One reason retailers can pay their current and back rent is that retail sales have rebounded sharply. Brookfield's CEO noted that "tenant sales have similarly recovered and in certain segments are experiencing stronger sales versus this time last year." He pointed out that some of the best performing categories were luxury fashion and jewelry, with year-over-year sales growth of 36% and 13%, respectively. However, he noted that the strong performance "is not isolated to luxury…as sales for retailers with broad appeal including Pandora and American Eagle Outfitters (NYSE: AEO) are likewise growing." Further, he wrote that "sales at large-format box retail stores are also up 14% year-over-year, a testament to the strong, evolving one-channel capabilities of retailers in this category."
Leading mall REIT Simon Property Group (NYSE: SPG) also noted that retail sales at its properties were improving. CEO David Simon said on the third-quarter conference call, "We are pleased to report shopper traffic and total sales volume continue to improve with each sequential month and throughout the third quarter." While sales at its properties were still down 10% year over year, that's due to mall closures in California because of renewed restrictions and some tourism-related impacts in Orlando.
Online is going omnichannel
Retail REITs have been under lots of pressure over the last few years because more consumers are shopping online. That's causing physical retailers to close stores and go bankrupt, impacting occupancy levels at malls and shopping centers.
However, that space isn't staying empty for long. Simon's CEO noted that "demand for space in our premium outlet portfolio has been really strong with the space that has become available as a result of recent tenant bankruptcies."
According to Brookfield's CEO, one of the drivers is that "digitally native retailers continue to expand their physical footprint and overall offerings." He noted that Amazon (NASDAQ: AMZN), for example, recently opened its 27th 4-star concept at one of its malls. Not including Whole Foods, the e-commerce giant now has more than 80 physical stores -- when adding in its bookstores, Go, and Fresh concepts -- with plans to open more. David Simon also noted that "internet-oriented companies" want "to grow their footprint" by opening more physical locations.
Rumors of retail's demise seem greatly exaggerated
Conditions in the retail sector turned apocalyptic during the second quarter when governments forced nonessential stores to close their doors. That had a trickle-down effect since they couldn't pay their rent, which impacted retail REITs, forcing many to slash or suspend their dividends.
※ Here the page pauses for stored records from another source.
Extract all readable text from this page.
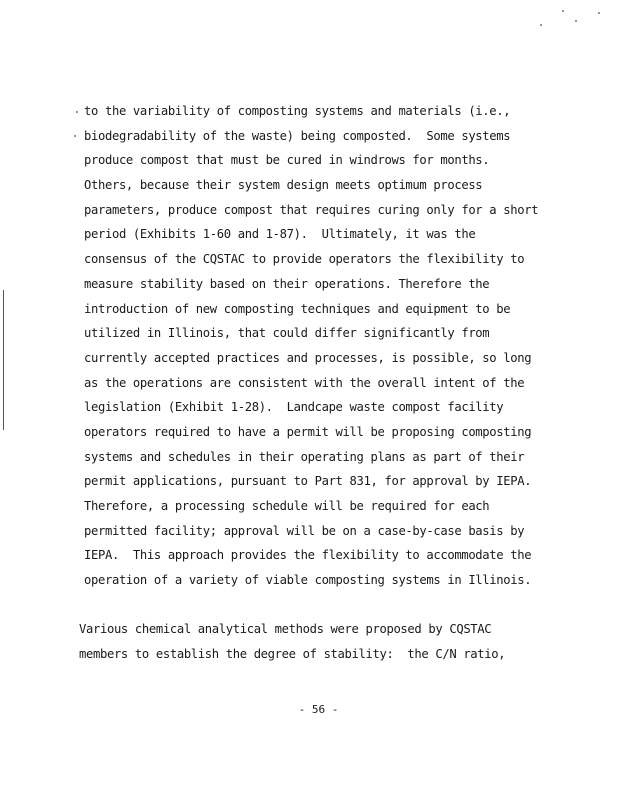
to the variability of composting systems and materials (i.e.,
biodegradability of the waste) being composted.  Some systems
produce compost that must be cured in windrows for months.
Others, because their system design meets optimum process
parameters, produce compost that requires curing only for a short
period (Exhibits 1-60 and 1-87).  Ultimately, it was the
consensus of the CQSTAC to provide operators the flexibility to
measure stability based on their operations. Therefore the
introduction of new composting techniques and equipment to be
utilized in Illinois, that could differ significantly from
currently accepted practices and processes, is possible, so long
as the operations are consistent with the overall intent of the
legislation (Exhibit 1-28).  Landcape waste compost facility
operators required to have a permit will be proposing composting
systems and schedules in their operating plans as part of their
permit applications, pursuant to Part 831, for approval by IEPA.
Therefore, a processing schedule will be required for each
permitted facility; approval will be on a case-by-case basis by
IEPA.  This approach provides the flexibility to accommodate the
operation of a variety of viable composting systems in Illinois.
Various chemical analytical methods were proposed by CQSTAC
members to establish the degree of stability:  the C/N ratio,
- 56 -
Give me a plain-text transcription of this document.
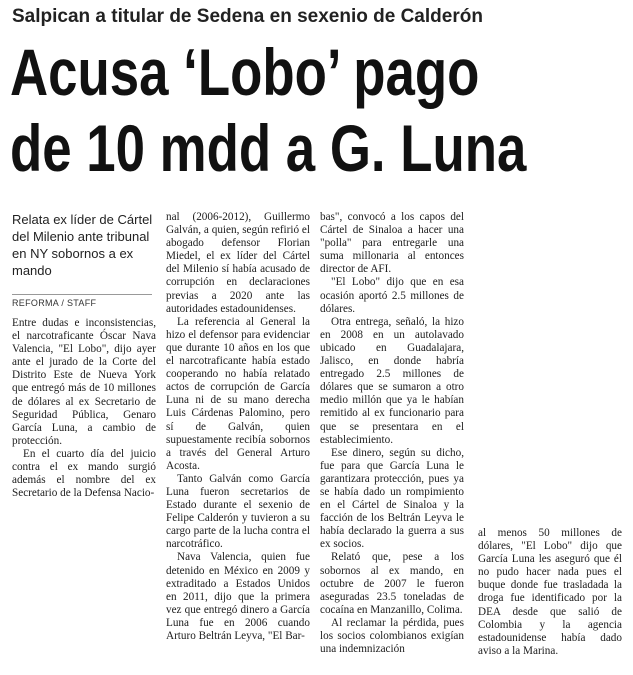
Salpican a titular de Sedena en sexenio de Calderón
Acusa ‘Lobo’ pago
de 10 mdd a G. Luna
Relata ex líder de Cártel del Milenio ante tribunal en NY sobornos a ex mando
REFORMA / STAFF

Entre dudas e inconsistencias, el narcotraficante Óscar Nava Valencia, "El Lobo", dijo ayer ante el jurado de la Corte del Distrito Este de Nueva York que entregó más de 10 millones de dólares al ex Secretario de Seguridad Pública, Genaro García Luna, a cambio de protección.

En el cuarto día del juicio contra el ex mando surgió además el nombre del ex Secretario de la Defensa Nacio-

nal (2006-2012), Guillermo Galván, a quien, según refirió el abogado defensor Florian Miedel, el ex líder del Cártel del Milenio sí había acusado de corrupción en declaraciones previas a 2020 ante las autoridades estadounidenses.

La referencia al General la hizo el defensor para evidenciar que durante 10 años en los que el narcotraficante había estado cooperando no había relatado actos de corrupción de García Luna ni de su mano derecha Luis Cárdenas Palomino, pero sí de Galván, quien supuestamente recibía sobornos a través del General Arturo Acosta.

Tanto Galván como García Luna fueron secretarios de Estado durante el sexenio de Felipe Calderón y tuvieron a su cargo parte de la lucha contra el narcotráfico.

Nava Valencia, quien fue detenido en México en 2009 y extraditado a Estados Unidos en 2011, dijo que la primera vez que entregó dinero a García Luna fue en 2006 cuando Arturo Beltrán Leyva, "El Bar-

bas", convocó a los capos del Cártel de Sinaloa a hacer una "polla" para entregarle una suma millonaria al entonces director de AFI.

"El Lobo" dijo que en esa ocasión aportó 2.5 millones de dólares.

Otra entrega, señaló, la hizo en 2008 en un autolavado ubicado en Guadalajara, Jalisco, en donde habría entregado 2.5 millones de dólares que se sumaron a otro medio millón que ya le habían remitido al ex funcionario para que se presentara en el establecimiento.

Ese dinero, según su dicho, fue para que García Luna le garantizara protección, pues ya se había dado un rompimiento en el Cártel de Sinaloa y la facción de los Beltrán Leyva le había declarado la guerra a sus ex socios.

Relató que, pese a los sobornos al ex mando, en octubre de 2007 le fueron aseguradas 23.5 toneladas de cocaína en Manzanillo, Colima.

Al reclamar la pérdida, pues los socios colombianos exigían una indemnización

al menos 50 millones de dólares, "El Lobo" dijo que García Luna les aseguró que él no pudo hacer nada pues el buque donde fue trasladada la droga fue identificado por la DEA desde que salió de Colombia y la agencia estadounidense había dado aviso a la Marina.
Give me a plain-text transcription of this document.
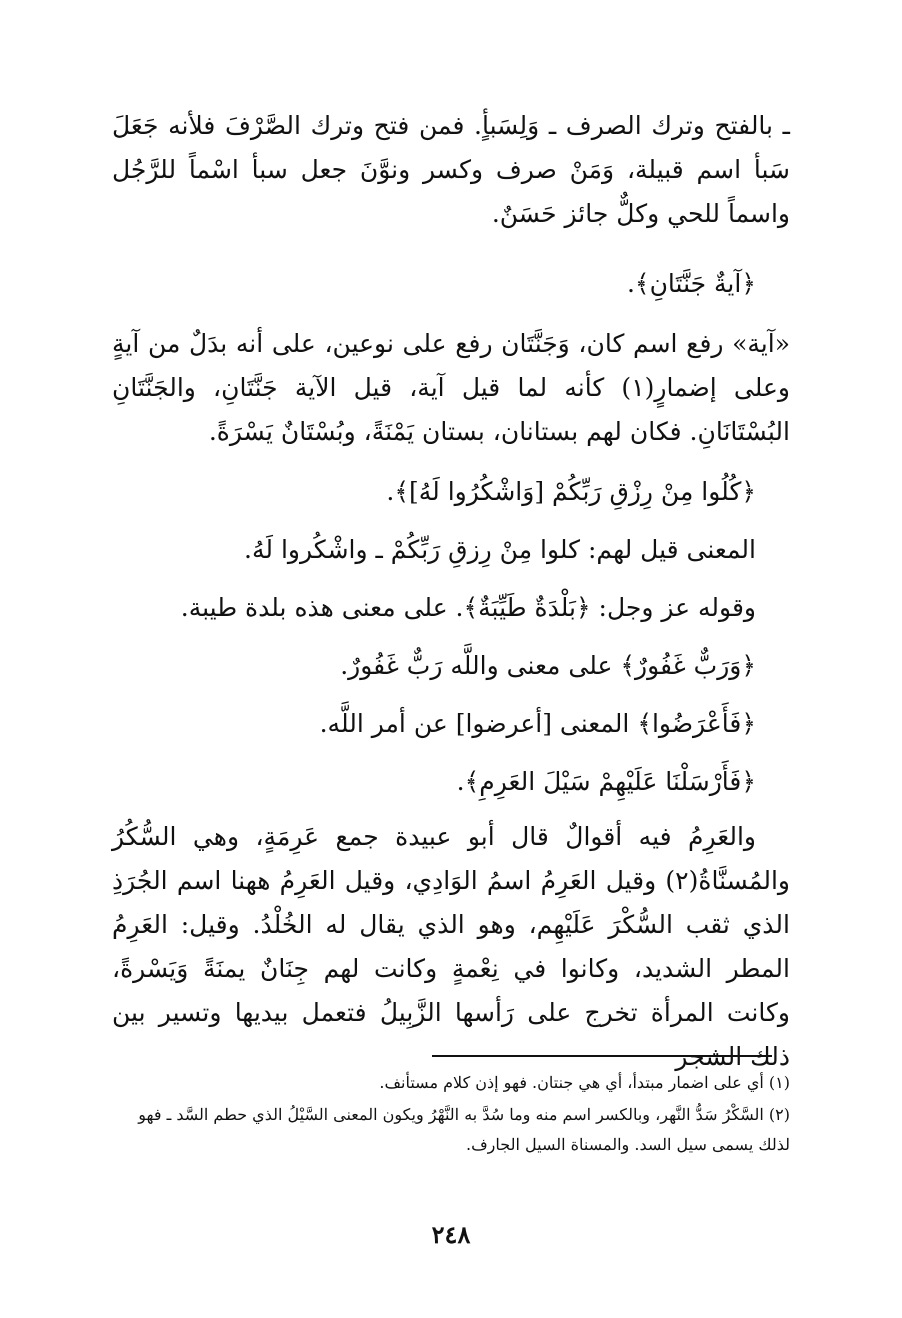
ـ بالفتح وترك الصرف ـ وَلِسَبأٍ. فمن فتح وترك الصَّرْفَ فلأنه جَعَلَ سَبأ اسم قبيلة، وَمَنْ صرف وكسر ونوَّنَ جعل سبأ اسْماً للرَّجُل واسماً للحي وكلٌّ جائز حَسَنٌ.

﴿آيةٌ جَنَّتَانِ﴾.

«آية» رفع اسم كان، وَجَنَّتَان رفع على نوعين، على أنه بدَلٌ من آيةٍ وعلى إضمارٍ(١) كأنه لما قيل آية، قيل الآية جَنَّتَانِ، والجَنَّتَانِ البُسْتَانَانِ. فكان لهم بستانان، بستان يَمْنَةً، وبُسْتَانٌ يَسْرَةً.

﴿كُلُوا مِنْ رِزْقِ رَبِّكُمْ [وَاشْكُرُوا لَهُ]﴾.

المعنى قيل لهم: كلوا مِنْ رِزقِ رَبِّكُمْ ـ واشْكُروا لَهُ.

وقوله عز وجل: ﴿بَلْدَةٌ طَيِّبَةٌ﴾. على معنى هذه بلدة طيبة.

﴿وَرَبٌّ غَفُورٌ﴾ على معنى واللَّه رَبٌّ غَفُورٌ.

﴿فَأَعْرَضُوا﴾ المعنى [أعرضوا] عن أمر اللَّه.

﴿فَأَرْسَلْنَا عَلَيْهِمْ سَيْلَ العَرِمِ﴾.

والعَرِمُ فيه أقوالٌ قال أبو عبيدة جمع عَرِمَةٍ، وهي السُّكُرُ والمُسنَّاةُ(٢) وقيل العَرِمُ اسمُ الوَادِي، وقيل العَرِمُ ههنا اسم الجُرَذِ الذي ثقب السُّكْرَ عَلَيْهِم، وهو الذي يقال له الخُلْدُ. وقيل: العَرِمُ المطر الشديد، وكانوا في نِعْمةٍ وكانت لهم جِنَانٌ يمنَةً وَيَسْرةً، وكانت المرأة تخرج على رَأسها الزَّبِيلُ فتعمل بيديها وتسير بين ذلك الشجر

(١) أي على اضمار مبتدأ، أي هي جنتان. فهو إذن كلام مستأنف.

(٢) السَّكْرُ سَدُّ النَّهر، وبالكسر اسم منه وما سُدَّ به النَّهْرُ ويكون المعنى السَّيْلُ الذي حطم السَّد ـ فهو لذلك يسمى سيل السد. والمسناة السيل الجارف.

٢٤٨
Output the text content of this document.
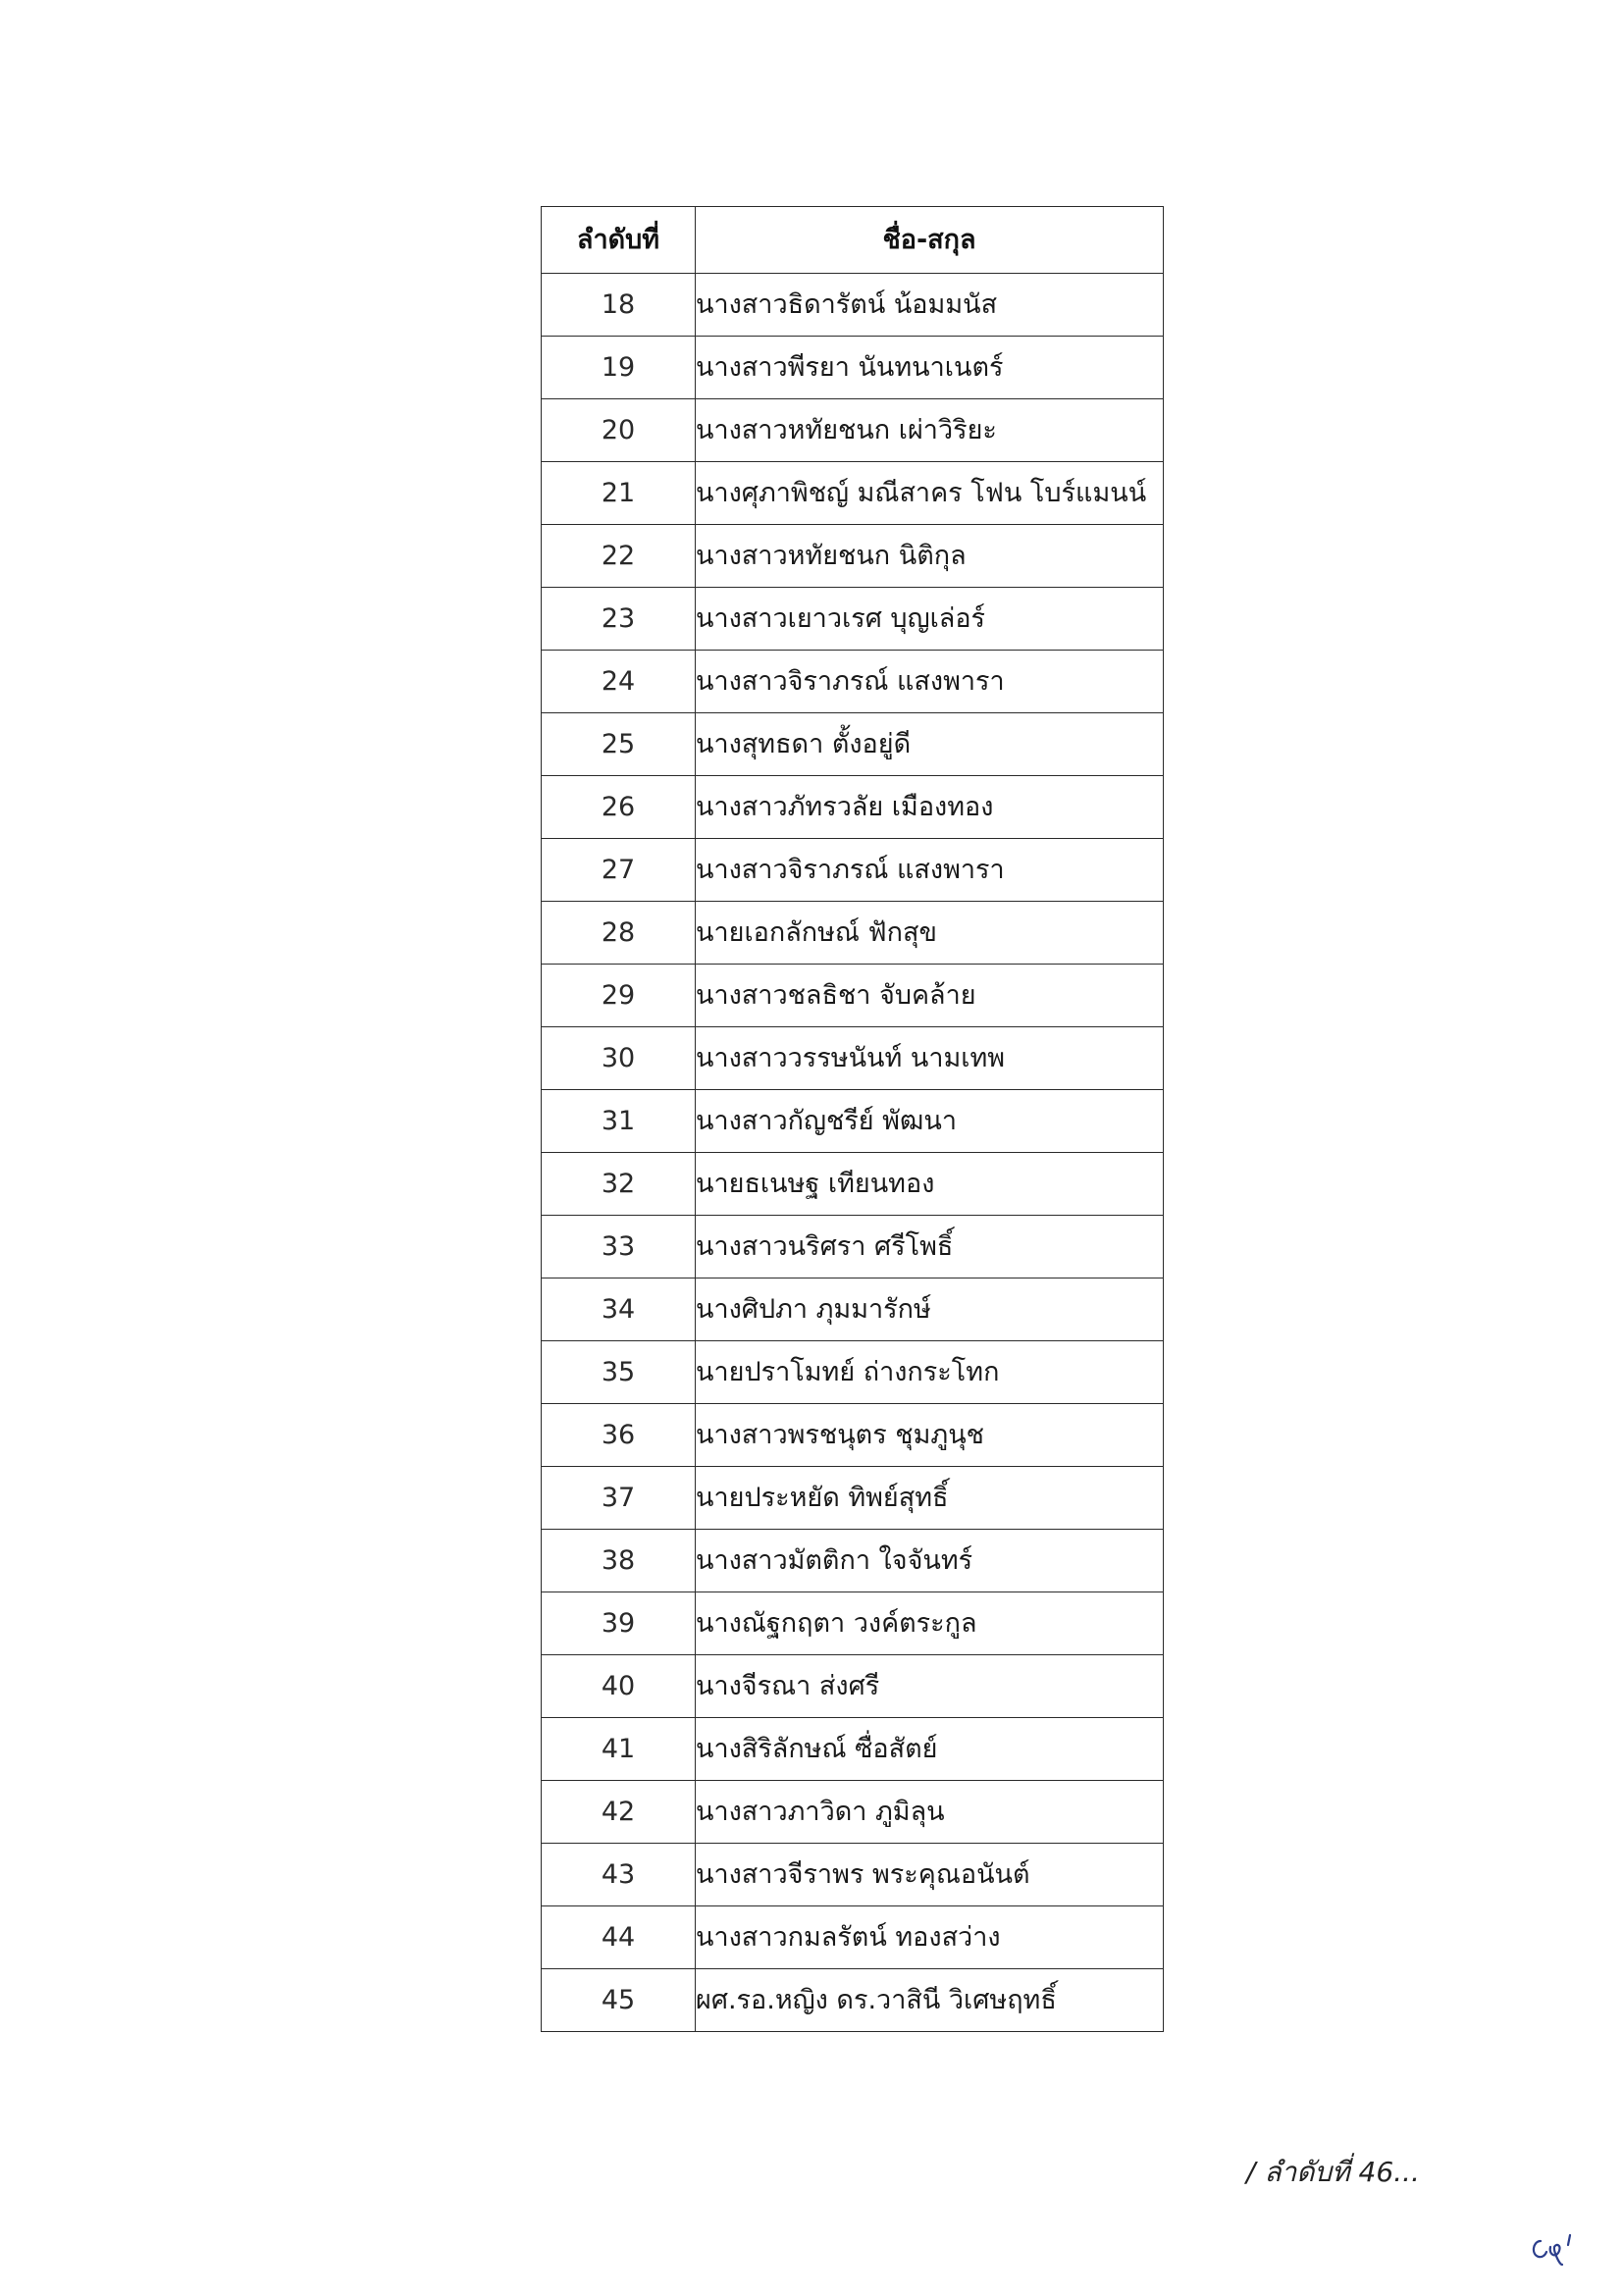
ลำดับที่	ชื่อ-สกุล
18	นางสาวธิดารัตน์ น้อมมนัส
19	นางสาวพีรยา นันทนาเนตร์
20	นางสาวหทัยชนก เผ่าวิริยะ
21	นางศุภาพิชญ์ มณีสาคร โฟน โบร์แมนน์
22	นางสาวหทัยชนก นิติกุล
23	นางสาวเยาวเรศ บุญเล่อร์
24	นางสาวจิราภรณ์ แสงพารา
25	นางสุทธดา ตั้งอยู่ดี
26	นางสาวภัทรวลัย เมืองทอง
27	นางสาวจิราภรณ์ แสงพารา
28	นายเอกลักษณ์ ฟักสุข
29	นางสาวชลธิชา จับคล้าย
30	นางสาววรรษนันท์ นามเทพ
31	นางสาวกัญชรีย์ พัฒนา
32	นายธเนษฐ เทียนทอง
33	นางสาวนริศรา ศรีโพธิ์
34	นางศิปภา ภุมมารักษ์
35	นายปราโมทย์ ถ่างกระโทก
36	นางสาวพรชนุตร ชุมภูนุช
37	นายประหยัด ทิพย์สุทธิ์
38	นางสาวมัตติกา ใจจันทร์
39	นางณัฐกฤตา วงค์ตระกูล
40	นางจีรณา ส่งศรี
41	นางสิริลักษณ์ ซื่อสัตย์
42	นางสาวภาวิดา ภูมิลุน
43	นางสาวจีราพร พระคุณอนันต์
44	นางสาวกมลรัตน์ ทองสว่าง
45	ผศ.รอ.หญิง ดร.วาสินี วิเศษฤทธิ์
/ ลำดับที่ 46...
However, market conditions rebounded sharply during the third quarter as stores reopened their doors to eager consumers who went on shopping sprees after being stuck at home for several weeks. Meanwhile, online retailers -- which were among the biggest beneficiaries of physical store closings earlier this year -- are increasingly expanding their offline footprints to drive more brand awareness and sales. These factors paint a much more optimistic picture of the future of retail than the vision retail REITs cast last quarter.